BA371 — Database Concepts
- Relational database: developed by E.F. Codd (IBM) in 1970s.
- Founded on relational algebra.
- Dominant database model in business (Note: NoSQL databases are up and coming).
- Relation (≠ relationship):
- Relations (tables in an RDBMS) represent types of 'things' or entities; basic representations of concepts.
- Rows (or records or tuples) represent instances of those entities.
- Columns (or fields) represent characteristics (attributes) of the entity.
- Columns represent only a single attribute.
- Cells (row-column combinations) hold single values of a single instance of an entity.
- All rows in a relation/table describe the same type of entity (different from a spreadsheet).
- Rows are (must be) unique within the table.
- Column names are (must be) unique within the table.

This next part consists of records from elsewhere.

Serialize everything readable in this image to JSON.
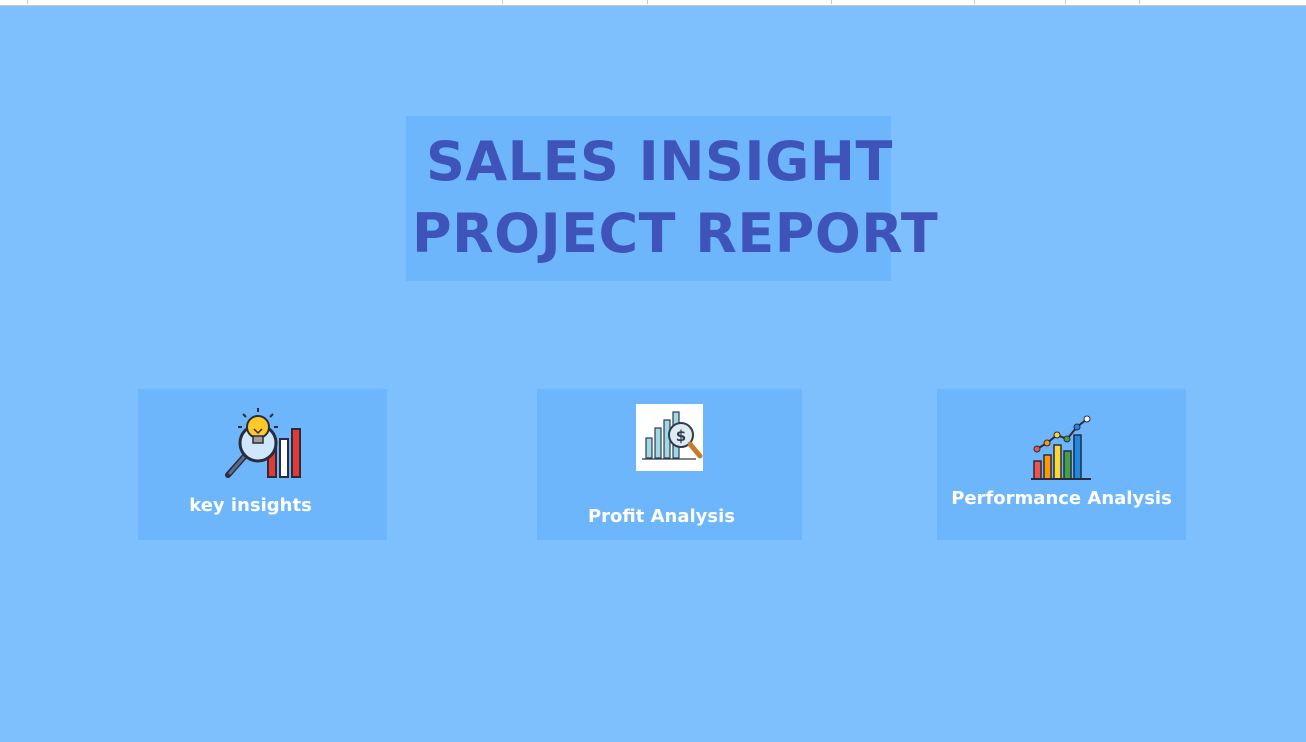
{
  "title": {
    "line1": "SALES INSIGHT",
    "line2": "PROJECT REPORT"
  },
  "cards": [
    {
      "label": "key insights",
      "icon": "lightbulb-magnifier-chart-icon"
    },
    {
      "label": "Profit Analysis",
      "icon": "dollar-magnifier-chart-icon"
    },
    {
      "label": "Performance Analysis",
      "icon": "growth-bar-line-chart-icon"
    }
  ],
  "colors": {
    "background": "#7dc0fd",
    "panel": "#6eb6fc",
    "title_text": "#3f54b8",
    "card_text": "#ffffff"
  }
}
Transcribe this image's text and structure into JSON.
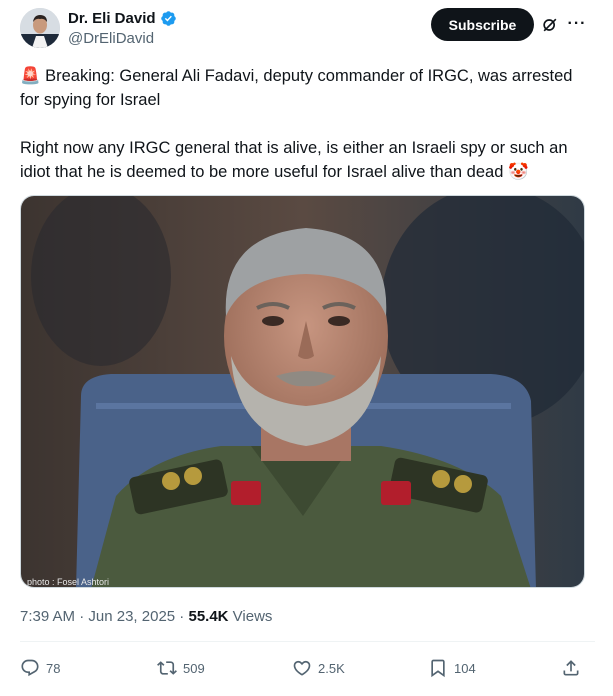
{
  "author": {
    "name": "Dr. Eli David",
    "handle": "@DrEliDavid",
    "verified": true
  },
  "header": {
    "subscribe_label": "Subscribe",
    "more_label": "···",
    "grok_icon": "grok-icon"
  },
  "tweet": {
    "line1": "🚨 Breaking: General Ali Fadavi, deputy commander of IRGC, was arrested for spying for Israel",
    "line2": "Right now any IRGC general that is alive, is either an Israeli spy or such an idiot that he is deemed to be more useful for Israel alive than dead 🤡"
  },
  "media": {
    "watermark": "photo : Fosel Ashtori"
  },
  "meta": {
    "time": "7:39 AM",
    "separator": " · ",
    "date": "Jun 23, 2025",
    "views_count": "55.4K",
    "views_label": " Views"
  },
  "actions": {
    "replies": "78",
    "reposts": "509",
    "likes": "2.5K",
    "bookmarks": "104"
  },
  "colors": {
    "accent": "#1d9bf0",
    "text": "#0f1419",
    "muted": "#536471"
  }
}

- !!! Row and column order are irrelevant !!!
- What can we store in a cell (row-column combination)?
- Character: ASCII
(American Standard Code for Information Interchange) or Unicode characters.
- String (n chars).
- Number (integer, float, size in digits).
- Date or date/time.
- Manufacturer-provided date types:
- e.g., Oracle standard date: 7 bytes: century(1), year(2), month(3), day(4), hour(5), minute(6), second(7).
- You understand how this works?
- Why is this representation wasteful?
- Microsoft SQL Server:
- Datetime: 8 bytes (accuracy: 3/100 second).
- Smalldatetime: 4 bytes (accuracy: 1 minute).
- Microsoft Access: 8 bytes (accuracy: 1 second).
- General computing principle at work here: detail comes at a cost (of memory and/or storage and/or speed).
- Always(!!) consider that cost: e.g., assume the following (near) real time system:
- 500 data sources with 1-second accuracy; e.g., a building control system.
- 1 data point per source per minute.
- = 500 x 60 = 30,000 data points per hour.
- = 500 x 60 x 24 = 720,000 data points per day.
- = 500 x 60 x 24 x 365 = 262,800,000 data points per year.
- = 262,800,000 * (Oracle) 7 bytes = 1,839,600,000; 1.8 GB of date/timestamps
- Does not include the observed values!!
- Size roughly doubles when a DB index is added.
- Takes RDBMS time to find data.
Santander's (Spain - 2013): network of 12,000 sensors
- Toyota (2018): working on collecting data from cars every 200 ms. —> 7M datapoints per car per day.
- IoT: 'Internet of Things.'
- Internet of Aircraft Things:
"Pratt & Whitney's Geared Turbo Fan (GTF) engine, which is fitted with 5,000 sensors that generate up to 10 GB of data per second."
- Problem: Can we do better? i.e., can
we think of a different date/time model that still is accurate to the second yet saves lots of space? At what cost?
- Julian date.
- Bytes (BLOB: Binary Large OBject / LBO (Large Binary Object); series of bytes; e.g., image, text, memory, etc.).
- Can contain any series of bytes.
- No structure for the BLOB/LBO is assumed other than it being a series of bytes.
- Problem: When is this useful?
- Problem: When is this less useful? (e.g., when storing data in binary files; e.g., images).
- Object-oriented data models:
- Data are organized hierarchically; e.g., a person has a name, gender and address.
- Employees are persons, but also have a social security number and benefits.
- Customers are persons, but also have a credit limit.
- Relational — OO comparison:
|table ||lists or array|
|table row ||object|
|table column ||attribute/variable|
- Became en vogue during the object-oriented programming (OOP) boom (second half of the 1980s, early 1990s).
- Most vendors offer a version.
- Most OOP languages / DBMS offer conversion methods.
- XML databases:
- Data are also organized hierarchically:
<street>>1000 Some Street</street>
Although XML is very common, XML databases are less common.
Since XML is text based as well as verbose, it is an effective but not very efficient data storage medium.
XML is mostly used for data description and API data transfer.
Will discuss and practice later in the course.
Logical/Conceptual vs. Physical model:
- Nonrelational, non-hierarchical.
- Arbitrarily complex data structures.
- Invented to bypass relational integrity, normality and cost when scaled up big.
- No data representation standards; no (standard) query language.
- No integrity constraints.
- Will discuss and practice later in the course.
- Logical/Conceptual: the way we express the organization of the database; e.g., tables, rows, columns.
- Physical: the way data are stored on our machines; e.g., indexed binary files; distribution of table data over different disks, etc.